But Not In Any One Of These Gorgeous Shrines Did Iyeyasu Decree
That His Dust Should Rest.
Re-entering the last court, it is
necessary to leave the enclosures altogether by passing through a
covered gateway in the eastern piazza into a stone gallery, green
with mosses and hepaticae.
Within, wealth and art have created a
fairyland of gold and colour; without, Nature, at her stateliest,
has surrounded the great Shogun's tomb with a pomp of mournful
splendour. A staircase of 240 stone steps leads to the top of the
hill, where, above and behind all the stateliness of the shrines
raised in his honour, the dust of Iyeyasu sleeps in an unadorned
but Cyclopean tomb of stone and bronze, surmounted by a bronze urn.

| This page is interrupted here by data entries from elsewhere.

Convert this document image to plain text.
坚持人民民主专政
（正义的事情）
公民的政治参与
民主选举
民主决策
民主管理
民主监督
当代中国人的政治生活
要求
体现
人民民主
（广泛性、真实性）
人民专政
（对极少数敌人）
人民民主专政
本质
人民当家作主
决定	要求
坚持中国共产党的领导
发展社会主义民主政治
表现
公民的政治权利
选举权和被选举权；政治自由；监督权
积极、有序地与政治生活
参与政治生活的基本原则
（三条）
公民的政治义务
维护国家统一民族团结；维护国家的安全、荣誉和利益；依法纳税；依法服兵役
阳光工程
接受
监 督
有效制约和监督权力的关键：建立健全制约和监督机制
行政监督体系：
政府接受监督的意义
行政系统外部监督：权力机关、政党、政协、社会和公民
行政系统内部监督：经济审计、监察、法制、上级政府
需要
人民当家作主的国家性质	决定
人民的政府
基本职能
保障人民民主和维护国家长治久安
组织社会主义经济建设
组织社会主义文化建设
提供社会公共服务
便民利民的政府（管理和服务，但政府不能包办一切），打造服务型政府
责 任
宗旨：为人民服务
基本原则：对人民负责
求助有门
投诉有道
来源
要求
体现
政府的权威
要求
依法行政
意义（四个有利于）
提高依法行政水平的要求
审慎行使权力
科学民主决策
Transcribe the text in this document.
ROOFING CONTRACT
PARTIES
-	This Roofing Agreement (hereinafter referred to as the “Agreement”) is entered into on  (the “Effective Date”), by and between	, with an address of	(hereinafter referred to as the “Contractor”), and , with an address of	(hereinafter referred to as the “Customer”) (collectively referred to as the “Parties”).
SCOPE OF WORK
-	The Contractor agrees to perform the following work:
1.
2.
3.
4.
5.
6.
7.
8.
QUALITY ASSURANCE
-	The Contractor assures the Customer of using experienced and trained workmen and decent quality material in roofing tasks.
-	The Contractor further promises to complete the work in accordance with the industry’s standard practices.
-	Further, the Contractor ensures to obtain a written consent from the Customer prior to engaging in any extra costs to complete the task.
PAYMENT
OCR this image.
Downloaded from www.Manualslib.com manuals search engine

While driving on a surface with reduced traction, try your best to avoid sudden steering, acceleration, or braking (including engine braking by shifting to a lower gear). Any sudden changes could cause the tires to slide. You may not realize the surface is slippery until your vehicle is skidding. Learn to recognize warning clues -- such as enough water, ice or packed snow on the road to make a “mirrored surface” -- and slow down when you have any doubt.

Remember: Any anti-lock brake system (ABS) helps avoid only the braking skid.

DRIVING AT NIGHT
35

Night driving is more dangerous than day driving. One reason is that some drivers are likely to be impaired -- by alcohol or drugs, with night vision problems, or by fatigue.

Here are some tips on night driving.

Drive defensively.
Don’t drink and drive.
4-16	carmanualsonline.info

In front is a stone table decorated with a bronze incense-burner, a
vase with lotus blossoms and leaves in brass, and a bronze stork
bearing a bronze candlestick in its mouth. A lofty stone wall,
surmounted by a balustrade, surrounds the simple but stately
enclosure, and cryptomeria of large size growing up the back of the
hill create perpetual twilight round it. Slant rays of sunshine
alone pass through them, no flower blooms or bird sings, only
silence and mournfulness surround the grave of the ablest and
greatest man that Japan has produced.
Impressed as I had been with the glorious workmanship in wood,
bronze, and lacquer, I scarcely admired less the masonry of the
vast retaining walls, the stone gallery, the staircase and its
balustrade, all put together without mortar or cement, and so
accurately fitted that the joints are scarcely affected by the
rain, damp, and aggressive vegetation of 260 years.